ISLAMABAD: The federal government has put on hold the sale of nearly two and a half dozen state-owned immovable properties and the remaining privatisation transactions will be completed after the global economy recovers from the impact of the novel coronavirus outbreak.
The move is likely to endanger the multibillion-dollar privatisation programme, which must be completed in time to meet the fiscal targets agreed with the International Monetary Fund (IMF).
“The sale of 28 properties for final auction has been delayed due to the government restrictions on gatherings and unavailability of auction houses and related facilities,” read a handout issued by the privatisation ministry on Friday.
Prime Minister Imran Khan initially wanted to sell these 28 properties to retire public debt but the chances of fetching a significant amount of money in the present circumstances are dim.
“Most of our transactions are at an advanced stage and can be completed in time provided the national and international markets quickly recover from current health crisis situation and overcome the coronavirus-related obstacles,” it added.
The federal government had planned to offset the steep shortfall in tax collection of the Federal Board of Revenue (FBR) with higher non-tax revenue, mainly on account of the State Bank profits and privatisation proceeds.
The sale of two LNG-fired power plants is extremely critical for the government before the end of June to raise about Rs300 billion in non-tax revenue. However, this transaction is now expected to be delayed till next year.
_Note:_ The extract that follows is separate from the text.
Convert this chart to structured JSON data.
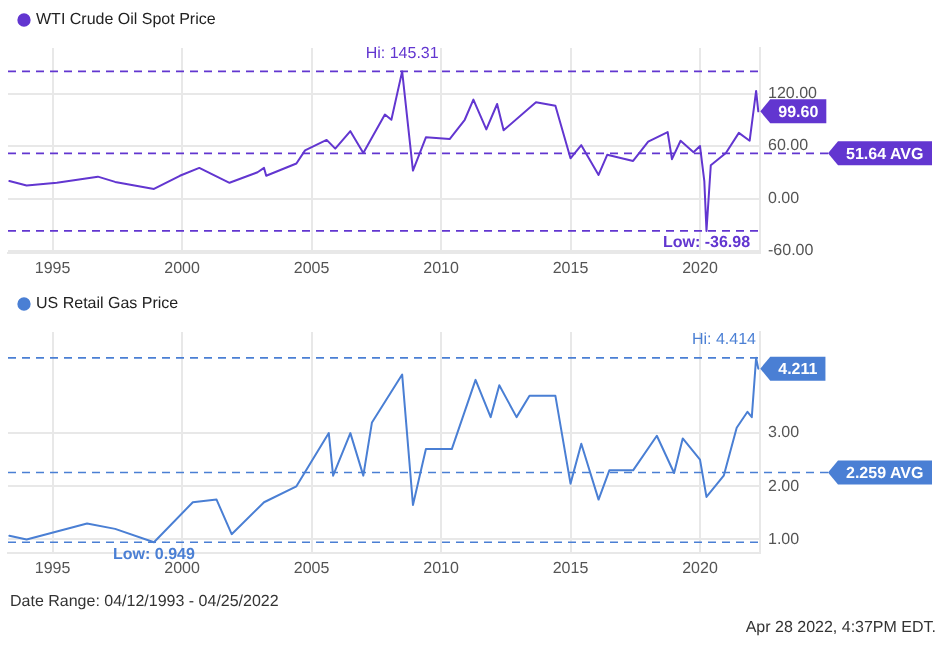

Even before the COVID-19 outbreak in Pakistan, prospective investors had raised questions over the growing circular debt particularly in the LNG sector due to the expensive import of gas from Qatar.
The privatisation ministry said all relevant partner organisations had been requested to complete the due processes despite the problems.
It said that a meeting of National Electric Power Regulatory Authority (Nepra) was held on Friday presided over by its chairman, Tauseef Ahmed, on determination of re-gasified liquefied natural gas (RLNG) plants’ tariff, which was likely to be announced early next week.
A series of video conferences have also been planned with prospective investors of RLNG plants in the coming week despite difficulties in accessing all stakeholders, it added.
The ministry said despite the dire situation of lockdowns and the lack of connectivity, the privatisation programme was moving ahead at a consistent pace by quickly shifting to video conferencing and the completion of pre-requisites of due diligence by national and international financial advisers as per the original timelines so far.
It also said all-out efforts had been made to complete all the pre-bidding formalities in time.
However, as prospective investors and their counterpart international financial institutions have indicated concerns in the wake of the downfall in international markets, the bidding timelines have become unpredictable, said the ministry.
The prospective investors have requested an extension in timelines which are being analysed and considered in view of the rapidly changing situation.
The finance ministry is currently in the process of analysing the impact of the viral outbreak on its fiscal framework.
The initial estimates suggest that the budget deficit may cross 8.5% of the GDP against the original target of 7.1%.
Even the privatisation ministry could not complete major transactions and the FBR revenue too remained around Rs4.5 trillion. The budget deficit might end up near 10% of the size of the national economy.
The IMF said on Friday that Pakistan has reaffirmed its commitment to the targets agreed under the 39-month Extended Fund Facility despite the challenges it faced because of the viral outbreak.